Compliance
ASIC Bans Another Ex-Director Of Australia's Provident Capital

The Australian financial regulator has taken further action against persons involved in a firm that has been taken into receivership.
Australia’s financial watchdog has banned a former director of Provident Capital, a mortgages and debentures business, from managing corporations for three years and providing financial services for three years.
The Australian Securities and Investments Commission has took the action against Trevor John Seymour, of Campbelltown, New South Wales, after its investigation found that he had breached his duties as a director and failed to comply with financial services laws. He was a director of Provident Capital from 25 May 1998 to 17 December 2013. The firm went into receivership on 3 July 2012 and into liquidation on 24 October 2012. ASIC's investigation is continuing, it said in the statement.
The regulator has already imposed bans managing director, Michael Roger O’Sullivan, and non-executive director, John Patrick Sweeney, of Provident Capital on 20 February 2015 and 1 July 2015 respectively. ASIC banned O’Sullivan from managing corporations for five years and providing financial services for seven years; he sought a review of the decision and a hearing has commenced in the Administrative Appeals Tribunal. That case continues. Separately, ASIC banned Sweeney, of Sydney, from providing financial services for two years. Sweeney has also sought a review of ASIC's decision in the AAT.

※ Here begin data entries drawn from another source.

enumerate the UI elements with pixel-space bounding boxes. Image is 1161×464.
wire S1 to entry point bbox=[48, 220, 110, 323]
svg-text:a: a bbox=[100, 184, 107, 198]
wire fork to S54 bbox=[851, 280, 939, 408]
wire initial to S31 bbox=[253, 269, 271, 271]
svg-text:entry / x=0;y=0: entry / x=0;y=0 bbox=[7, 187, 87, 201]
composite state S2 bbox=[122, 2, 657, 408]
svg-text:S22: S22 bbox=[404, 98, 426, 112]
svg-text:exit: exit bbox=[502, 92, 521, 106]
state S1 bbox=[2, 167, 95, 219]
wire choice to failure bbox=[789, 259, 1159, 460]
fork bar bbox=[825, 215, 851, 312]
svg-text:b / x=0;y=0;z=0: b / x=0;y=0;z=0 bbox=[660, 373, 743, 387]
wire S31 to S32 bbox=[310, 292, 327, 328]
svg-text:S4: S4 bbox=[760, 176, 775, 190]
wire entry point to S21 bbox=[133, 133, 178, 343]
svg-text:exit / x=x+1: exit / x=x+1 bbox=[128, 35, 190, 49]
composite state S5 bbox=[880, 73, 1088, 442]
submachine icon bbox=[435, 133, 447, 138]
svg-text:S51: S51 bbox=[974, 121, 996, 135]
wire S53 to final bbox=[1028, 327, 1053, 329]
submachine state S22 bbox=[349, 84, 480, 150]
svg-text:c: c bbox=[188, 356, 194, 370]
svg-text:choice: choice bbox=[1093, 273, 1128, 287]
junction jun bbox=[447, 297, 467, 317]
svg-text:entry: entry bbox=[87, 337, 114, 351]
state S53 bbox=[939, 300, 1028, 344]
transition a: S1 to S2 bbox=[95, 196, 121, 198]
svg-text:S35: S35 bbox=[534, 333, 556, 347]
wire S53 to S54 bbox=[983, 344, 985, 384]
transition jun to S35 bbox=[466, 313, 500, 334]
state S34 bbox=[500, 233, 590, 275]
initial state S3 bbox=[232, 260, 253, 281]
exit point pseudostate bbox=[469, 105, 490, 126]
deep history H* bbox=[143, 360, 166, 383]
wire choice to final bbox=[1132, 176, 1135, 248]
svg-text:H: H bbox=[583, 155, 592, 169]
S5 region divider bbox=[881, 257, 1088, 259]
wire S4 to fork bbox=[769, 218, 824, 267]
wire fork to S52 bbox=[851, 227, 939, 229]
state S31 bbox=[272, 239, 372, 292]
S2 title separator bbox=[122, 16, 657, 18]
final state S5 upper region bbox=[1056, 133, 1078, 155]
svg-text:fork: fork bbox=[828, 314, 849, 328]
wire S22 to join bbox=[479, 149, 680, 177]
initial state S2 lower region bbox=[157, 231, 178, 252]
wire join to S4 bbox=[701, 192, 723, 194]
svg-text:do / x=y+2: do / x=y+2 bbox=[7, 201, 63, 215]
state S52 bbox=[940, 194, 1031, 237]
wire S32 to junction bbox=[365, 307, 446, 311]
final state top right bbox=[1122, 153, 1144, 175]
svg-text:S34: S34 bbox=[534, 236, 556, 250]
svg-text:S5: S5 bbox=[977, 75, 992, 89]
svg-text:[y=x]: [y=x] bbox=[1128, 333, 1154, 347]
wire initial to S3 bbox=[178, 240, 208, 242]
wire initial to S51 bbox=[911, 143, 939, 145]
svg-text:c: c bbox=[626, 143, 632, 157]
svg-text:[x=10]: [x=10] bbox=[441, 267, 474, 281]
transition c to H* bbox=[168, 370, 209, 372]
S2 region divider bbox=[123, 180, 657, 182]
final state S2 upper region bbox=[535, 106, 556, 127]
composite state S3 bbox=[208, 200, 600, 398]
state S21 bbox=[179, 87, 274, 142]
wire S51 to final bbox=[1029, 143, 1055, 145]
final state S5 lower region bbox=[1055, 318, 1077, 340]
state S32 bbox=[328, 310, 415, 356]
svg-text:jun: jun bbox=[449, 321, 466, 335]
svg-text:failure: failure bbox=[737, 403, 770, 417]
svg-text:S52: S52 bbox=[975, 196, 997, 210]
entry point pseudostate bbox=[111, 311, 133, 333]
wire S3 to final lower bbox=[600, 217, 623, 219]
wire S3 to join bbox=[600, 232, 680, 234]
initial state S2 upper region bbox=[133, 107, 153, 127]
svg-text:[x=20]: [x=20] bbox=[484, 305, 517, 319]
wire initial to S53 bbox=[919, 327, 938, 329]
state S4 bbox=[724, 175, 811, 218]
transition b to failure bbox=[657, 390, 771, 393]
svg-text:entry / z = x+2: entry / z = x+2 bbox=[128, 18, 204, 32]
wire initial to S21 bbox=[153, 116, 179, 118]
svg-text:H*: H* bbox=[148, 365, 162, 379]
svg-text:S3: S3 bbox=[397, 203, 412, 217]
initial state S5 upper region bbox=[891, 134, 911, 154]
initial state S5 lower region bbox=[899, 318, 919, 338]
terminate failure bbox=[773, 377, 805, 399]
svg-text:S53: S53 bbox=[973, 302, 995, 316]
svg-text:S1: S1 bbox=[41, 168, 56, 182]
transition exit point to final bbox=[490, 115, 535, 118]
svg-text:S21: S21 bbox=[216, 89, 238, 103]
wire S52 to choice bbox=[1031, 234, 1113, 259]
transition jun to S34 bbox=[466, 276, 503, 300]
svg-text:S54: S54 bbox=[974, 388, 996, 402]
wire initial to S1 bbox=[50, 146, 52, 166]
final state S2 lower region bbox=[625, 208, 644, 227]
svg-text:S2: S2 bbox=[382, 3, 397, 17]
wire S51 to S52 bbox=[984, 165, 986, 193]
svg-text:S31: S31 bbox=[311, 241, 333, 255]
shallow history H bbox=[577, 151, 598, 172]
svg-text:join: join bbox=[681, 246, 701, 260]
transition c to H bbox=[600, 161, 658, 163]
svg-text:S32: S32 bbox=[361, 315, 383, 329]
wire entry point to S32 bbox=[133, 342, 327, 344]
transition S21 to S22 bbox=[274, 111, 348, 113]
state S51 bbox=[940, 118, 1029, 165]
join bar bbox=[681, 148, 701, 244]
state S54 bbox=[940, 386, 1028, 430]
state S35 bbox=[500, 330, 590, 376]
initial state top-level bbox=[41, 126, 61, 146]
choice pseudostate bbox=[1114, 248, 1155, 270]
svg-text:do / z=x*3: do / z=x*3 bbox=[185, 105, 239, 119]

In its explanation of the latest case, ASIC said Seymour engaged in misleading or deceptive conduct by approving 15 quarterly reports, seven benchmark reports and a Debenture Prospectus in 2010 issued to raise funds from the public, all of which contained misleading statements. He also approved information booklets in 2012 which were deficient.
Seymour has been allowed to manage Raintron, the trustee of his self-managed superannuation fund, and Garde, a trustee company which acts as an executor of an estate. The permission was granted by ASIC on the basis that altering the arrangements to accommodate his disqualification is disproportionate to the risk to the public given the limited activities of these companies. Seymor has also been allowed to act as a director of trading company of his accountancy practice Bretnalls NSW, as long as he is not the sole director and that he continues to be involved in its day to day business.
“Directors of financial services companies have a clear responsibility to ensure the company provides accurate and credible information upon which investors can rely. ASIC will act to remove people who fail in their corporate governance and compliance obligations, for the protection of the public,” said John Price, commissioner at the Australian regulator.
Seymour has filed for a review of ASIC’s decision.